In Pacheco, the plaintiff worked as a "patient representative" in a major New York City hospital.  He was an American citizen, born and raised in Puerto Rico, and fully bilingual in English and Spanish.  After several patients complained to management about hospital employees speaking Spanish around them -- the patients believed that the employees were gossiping about them and making jokes about them in a language the patients couldn't understand -- the plaintiff's manager told the plaintiff that he was to speak only English when performing his duties, unless he was assisting a Spanish-speaking patient.  Shortly thereafter, the plaintiff complained to the hospital's human resources department, which took no action.  The disputed ended up in court, where the plaintiff claimed national origin discrimination, under theories of disparate treatment, disparate impact, hostile work environment, and retaliation.  The court rejected each of the plaintif's arguments and granted summary judgment to the hospital.

The court's analysis under each theory focused on the hospital's proffered justification for the English-only rule.  Specifically, the hospital argued that the English-only rule -- which was a limited rule that did not prohibit the plaintiff from speaking Spanish during breaks and when not in the vicinity of patients -- was necessary for two reasons:  first, to promote effective customer (patient) relations; second, to enable the plaintiff's manager (who did not speak Spanish) to supervise and evaluate the plaintiff properly.  The court found that these reasons were non-pretextual, legitimate, and lawful:  "Given this undisputed record, the case law supports Defendant's claim of business necessity."  The court noted that this conclusion was consistent with the EEOC Compliance Manual, which provides that English-only rules may be justified "for communication with customers, coworkers or supervisors who only speak English" and "to enable a supervisor who only speaks English to monitor the performance of an employee whose job duties require communication with coworkers or customers."  See also EEOC v. Sephora USA, LLC, 419 F. Supp.2d 408 (S.D.N.Y. 2005) (upholding English-only rule that only applied when employees were on the sales floor interacting with customers, not when no customers were present or when employees were on break). 
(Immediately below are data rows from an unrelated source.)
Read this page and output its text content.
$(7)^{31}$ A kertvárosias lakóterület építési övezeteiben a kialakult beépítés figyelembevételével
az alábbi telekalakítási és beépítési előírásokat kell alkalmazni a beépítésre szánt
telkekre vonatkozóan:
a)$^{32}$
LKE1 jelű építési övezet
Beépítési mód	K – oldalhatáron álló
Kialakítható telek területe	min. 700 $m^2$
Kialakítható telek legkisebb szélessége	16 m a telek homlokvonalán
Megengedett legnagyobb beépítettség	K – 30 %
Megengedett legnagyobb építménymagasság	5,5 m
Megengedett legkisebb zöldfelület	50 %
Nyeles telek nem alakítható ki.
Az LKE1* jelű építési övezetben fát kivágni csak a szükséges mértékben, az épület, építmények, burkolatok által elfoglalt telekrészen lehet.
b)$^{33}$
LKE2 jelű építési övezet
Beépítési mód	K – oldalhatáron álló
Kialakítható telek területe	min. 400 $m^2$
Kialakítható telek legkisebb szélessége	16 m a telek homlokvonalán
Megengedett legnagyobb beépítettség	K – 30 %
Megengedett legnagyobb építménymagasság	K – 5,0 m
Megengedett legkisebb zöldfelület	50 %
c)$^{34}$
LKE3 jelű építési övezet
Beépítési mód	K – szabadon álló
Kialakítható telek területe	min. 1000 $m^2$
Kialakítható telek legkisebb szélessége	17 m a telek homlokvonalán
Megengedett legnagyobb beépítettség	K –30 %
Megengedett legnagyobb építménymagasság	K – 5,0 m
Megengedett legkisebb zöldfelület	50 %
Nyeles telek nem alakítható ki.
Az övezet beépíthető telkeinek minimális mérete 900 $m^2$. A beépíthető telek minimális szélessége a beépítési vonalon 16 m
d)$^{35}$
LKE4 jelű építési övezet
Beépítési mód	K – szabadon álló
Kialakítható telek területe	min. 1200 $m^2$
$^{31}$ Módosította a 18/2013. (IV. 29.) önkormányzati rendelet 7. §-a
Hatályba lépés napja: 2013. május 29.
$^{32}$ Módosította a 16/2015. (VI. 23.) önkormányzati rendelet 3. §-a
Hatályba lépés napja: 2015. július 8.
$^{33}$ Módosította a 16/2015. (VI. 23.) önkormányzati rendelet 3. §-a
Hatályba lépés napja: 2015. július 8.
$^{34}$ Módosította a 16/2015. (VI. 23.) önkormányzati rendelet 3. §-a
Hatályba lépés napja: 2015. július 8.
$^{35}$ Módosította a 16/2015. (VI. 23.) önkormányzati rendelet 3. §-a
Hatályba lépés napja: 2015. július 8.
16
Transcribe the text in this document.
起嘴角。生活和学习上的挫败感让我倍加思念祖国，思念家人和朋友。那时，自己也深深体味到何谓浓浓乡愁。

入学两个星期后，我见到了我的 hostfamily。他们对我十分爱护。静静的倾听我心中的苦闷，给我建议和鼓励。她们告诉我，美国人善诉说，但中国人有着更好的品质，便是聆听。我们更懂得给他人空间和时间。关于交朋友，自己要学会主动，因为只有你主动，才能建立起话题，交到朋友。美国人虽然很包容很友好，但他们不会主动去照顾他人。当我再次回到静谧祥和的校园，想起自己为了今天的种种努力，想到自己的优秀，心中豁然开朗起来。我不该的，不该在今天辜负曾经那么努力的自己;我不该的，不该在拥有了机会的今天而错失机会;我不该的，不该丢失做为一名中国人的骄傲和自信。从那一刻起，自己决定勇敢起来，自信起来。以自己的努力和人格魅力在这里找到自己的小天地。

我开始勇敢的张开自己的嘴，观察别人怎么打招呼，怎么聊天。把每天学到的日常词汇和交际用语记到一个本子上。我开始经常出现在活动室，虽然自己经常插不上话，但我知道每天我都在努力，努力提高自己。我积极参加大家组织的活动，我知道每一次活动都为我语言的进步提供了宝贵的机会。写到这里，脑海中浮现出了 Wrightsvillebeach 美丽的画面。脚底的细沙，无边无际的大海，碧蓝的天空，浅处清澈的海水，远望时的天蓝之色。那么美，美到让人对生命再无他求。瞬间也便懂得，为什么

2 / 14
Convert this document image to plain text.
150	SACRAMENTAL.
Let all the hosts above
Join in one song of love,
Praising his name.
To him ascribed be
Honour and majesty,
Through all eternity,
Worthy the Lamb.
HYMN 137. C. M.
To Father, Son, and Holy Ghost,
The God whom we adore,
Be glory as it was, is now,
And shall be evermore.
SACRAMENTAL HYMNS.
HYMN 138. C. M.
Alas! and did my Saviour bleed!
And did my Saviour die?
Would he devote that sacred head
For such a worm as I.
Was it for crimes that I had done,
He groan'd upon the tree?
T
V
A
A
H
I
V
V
In sum, English-only rules that apply to an employee's actual job performance, but provide exceptions for non-work time and non-work communications, probably are legal unless they are applied in an arbitrary or discriminatory manner (e.g., being enforced against speakers of certain foreign languages but not others; see here).  But blanket prohibitions on employees speaking non-English languages in the workplace probably are not legal.  Such rules are deemed inherently discriminatory by the EEOC guidelines and appear to contradict the reasoning set forth in the Pacheco and Sephora USA decisions.  Of course, each workplace situation will be analyzed on a case-by-case basis.